First, we need a general random number generator, *myrand(seed)*. We will test its validity and then apply it to alter the position of a randomly selected AA. Given different *seed*, the function will give different random number sequences. Our seeds for generating interaction matrix *E* and the AA sequence in the protein are two distinct yet fixed value. So we will guarantee that we use exactly the same protein and interactions throughout the calculation. Other than those, the seed will be set by *time(NULL)* and independent of our bias.

Second, there are several subroutines to do the Monte Carlo calculations and to make sure the protein is subject to some requirements. Note that the information of proteins is stored in a 45 × 3 matrix with the first column being AA types, second the x positions and third the y positions.

*neighbor()*: inputs a Protein Vector and outputs the pairs of indices of two non-bonding AAs.

*Energy()*: input pairs of neighbor indices, Protein Vector, interaction matrix*E*and outputs the energy*E*_{0}.

*n2ndistance()*: inputs a Protein Vector and outputs the end-to-end distance of the protein.

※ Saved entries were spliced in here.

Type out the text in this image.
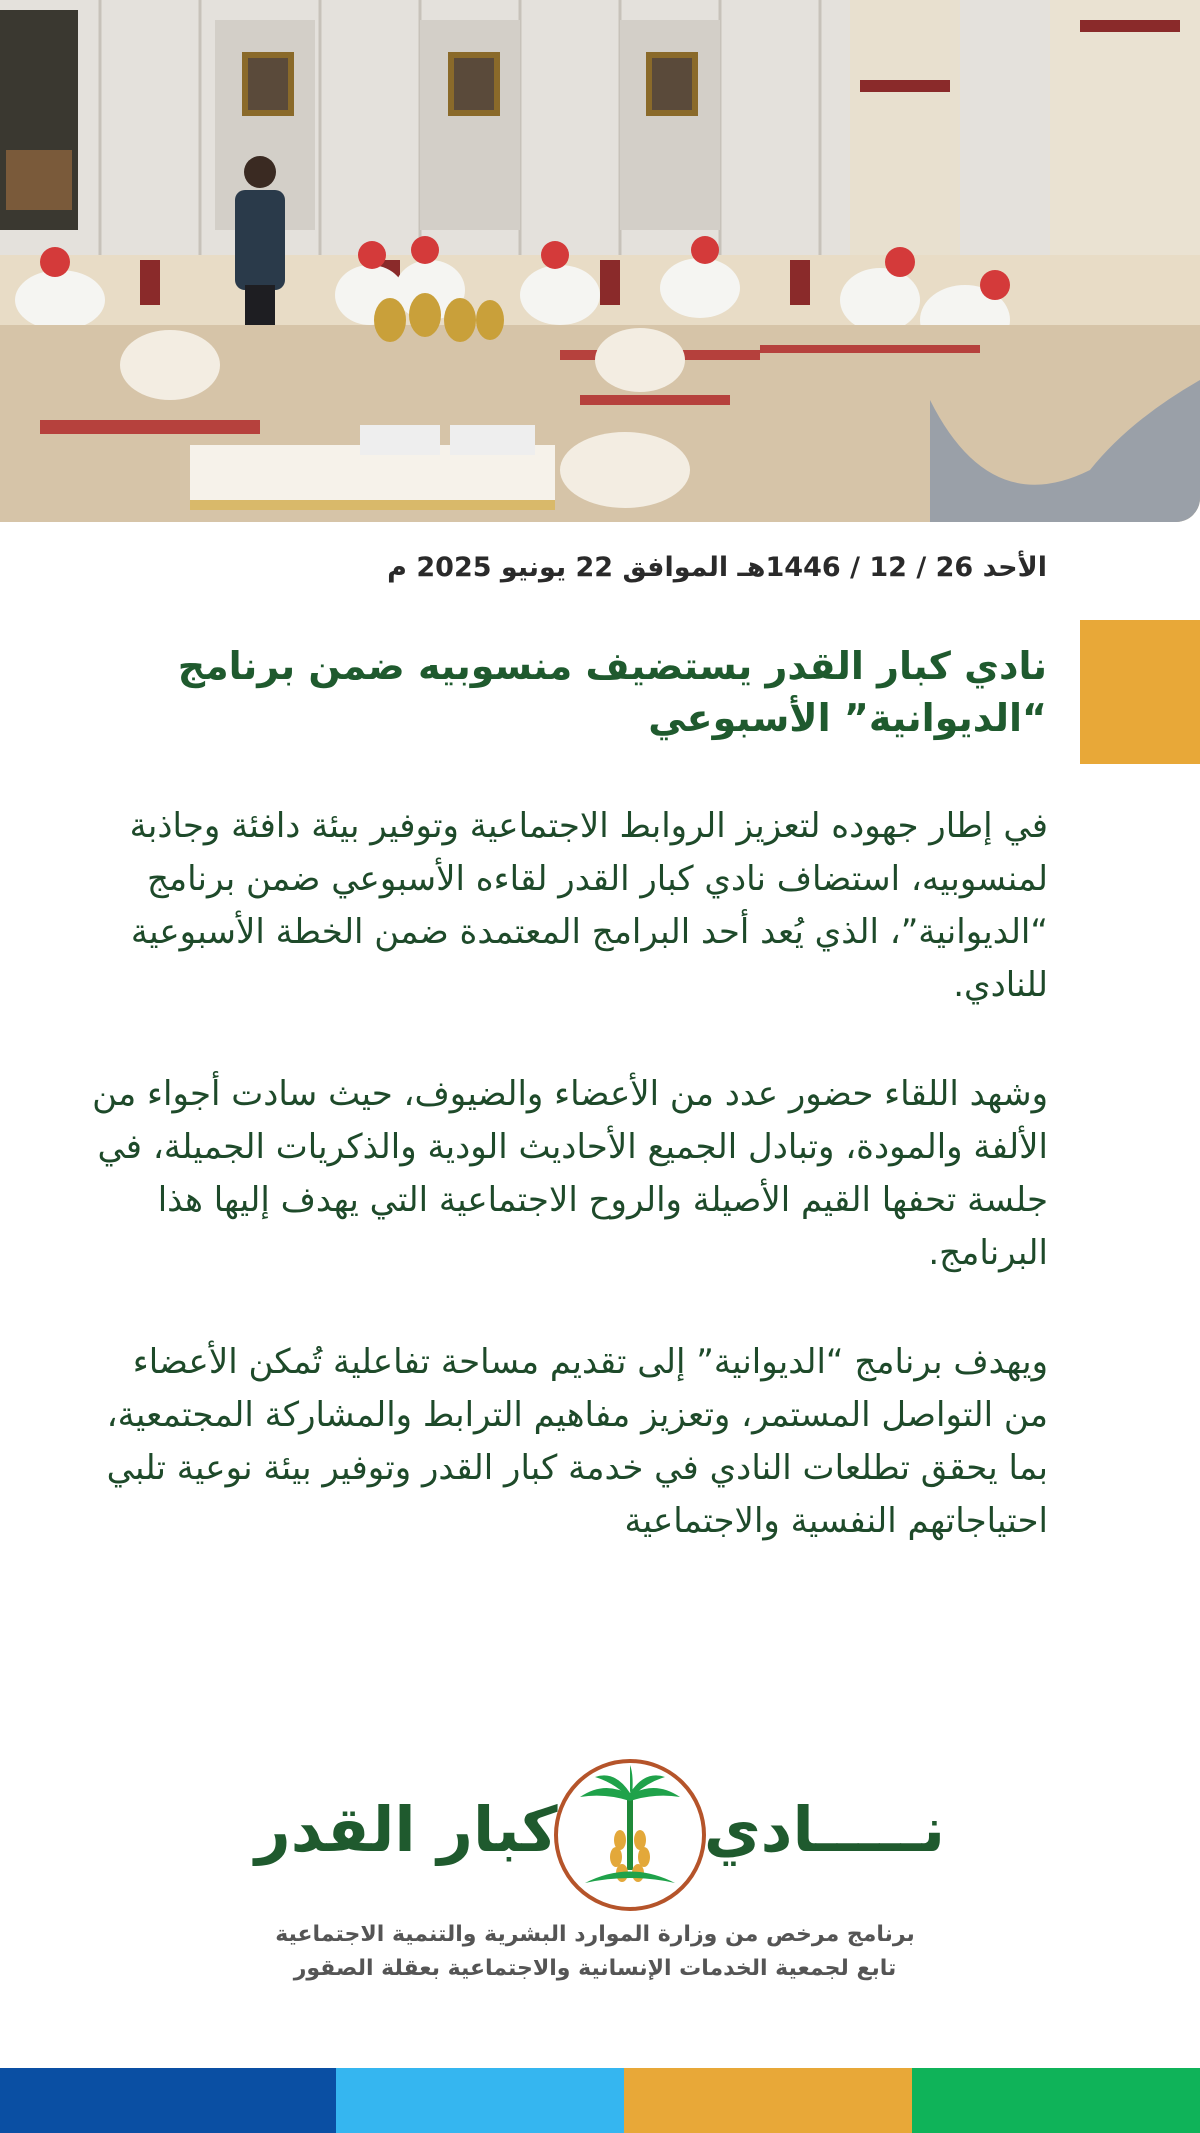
الأحد 26 / 12 / 1446هـ الموافق 22 يونيو 2025 م
نادي كبار القدر يستضيف منسوبيه ضمن برنامج “الديوانية” الأسبوعي

في إطار جهوده لتعزيز الروابط الاجتماعية وتوفير بيئة دافئة وجاذبة لمنسوبيه، استضاف نادي كبار القدر لقاءه الأسبوعي ضمن برنامج “الديوانية”، الذي يُعد أحد البرامج المعتمدة ضمن الخطة الأسبوعية للنادي.

وشهد اللقاء حضور عدد من الأعضاء والضيوف، حيث سادت أجواء من الألفة والمودة، وتبادل الجميع الأحاديث الودية والذكريات الجميلة، في جلسة تحفها القيم الأصيلة والروح الاجتماعية التي يهدف إليها هذا البرنامج.

ويهدف برنامج “الديوانية” إلى تقديم مساحة تفاعلية تُمكن الأعضاء من التواصل المستمر، وتعزيز مفاهيم الترابط والمشاركة المجتمعية، بما يحقق تطلعات النادي في خدمة كبار القدر وتوفير بيئة نوعية تلبي احتياجاتهم النفسية والاجتماعية

نـــــادي
كبار القدر
برنامج مرخص من وزارة الموارد البشرية والتنمية الاجتماعية
تابع لجمعية الخدمات الإنسانية والاجتماعية بعقلة الصقور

*pcheck()*: inputs Protein Vector and the index of certain AA and check if that AA occupies others’ positions. The function outputs*true*if the protein is not allowed,*false*otherwise.

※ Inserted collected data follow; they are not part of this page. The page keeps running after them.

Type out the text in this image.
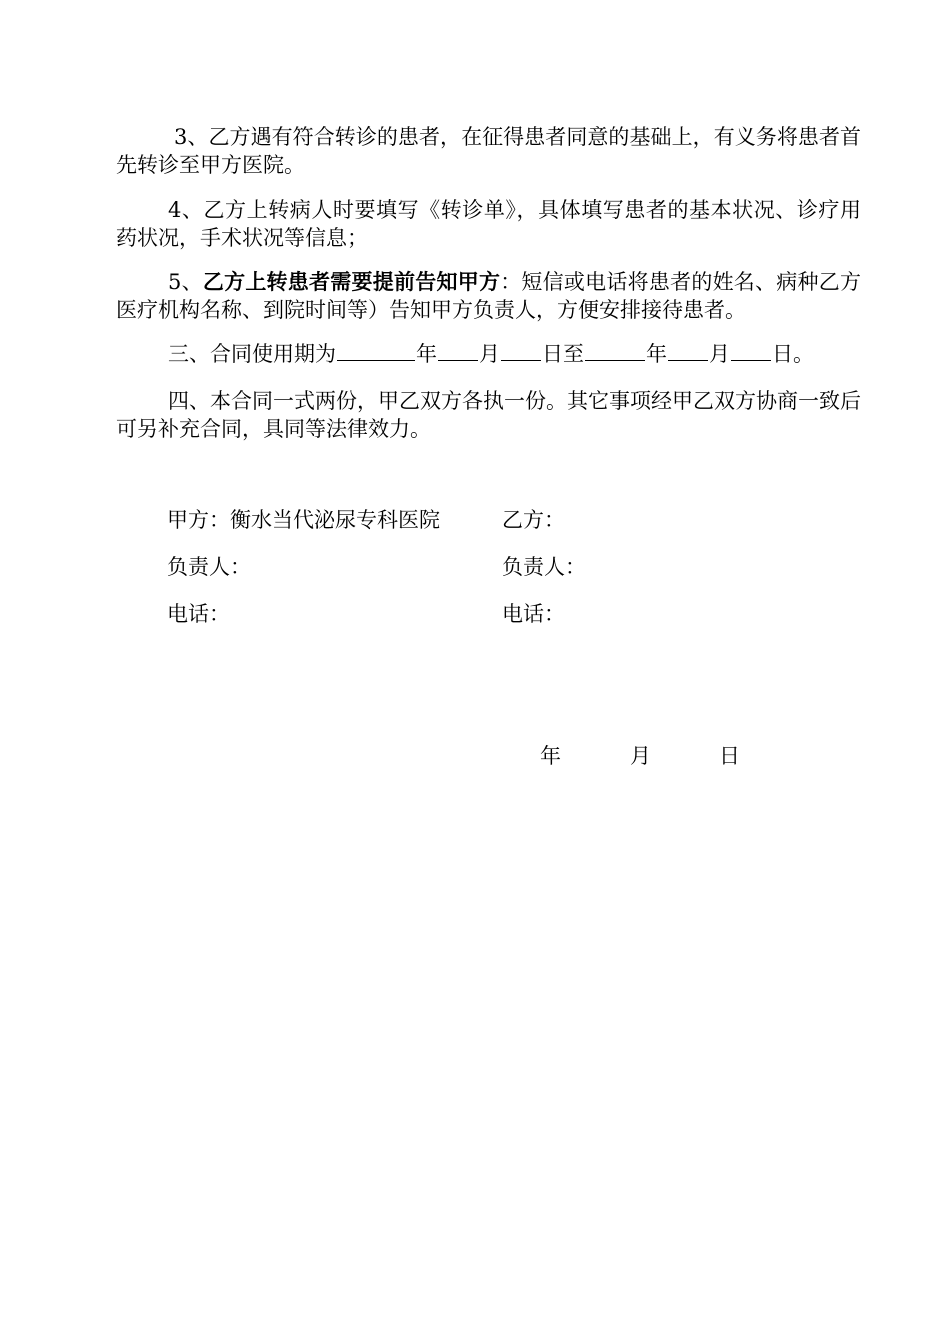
3、乙方遇有符合转诊的患者，在征得患者同意的基础上，有义务将患者首先转诊至甲方医院。

4、乙方上转病人时要填写《转诊单》，具体填写患者的基本状况、诊疗用药状况，手术状况等信息；

5、乙方上转患者需要提前告知甲方：短信或电话将患者的姓名、病种乙方医疗机构名称、到院时间等）告知甲方负责人，方便安排接待患者。

三、合同使用期为	年 月 日至	年 月 日。

四、本合同一式两份，甲乙双方各执一份。其它事项经甲乙双方协商一致后可另补充合同，具同等法律效力。

甲方：衡水当代泌尿专科医院	乙方：
负责人：	负责人：
电话：	电话：
年	月	日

*conformationchange()*: input Protein Vector and make a position change to one of its AA and outputs a modified new Protein Vector.

# Results

First we tested the random number generator *myrand()*. The random number generator gives a uniform distribution of numbers between 0 and 1. And the points (*x*_{n + 1}, *x*_{n}) cover the 1 × 1 square without noticeable patterns as shown in Fig. 1. We further test it by estimating *π*.

\begin{equation}
\frac{\pi}{4} = \frac{N_{in}}{N}
\end{equation} where *N*_{in} is the number of points in the quarter circle and *N* is the total number of points.As the total number of points increases, the RHS will reach $\frac{\pi}{4}$ asympotically, as shown in Fig. 2.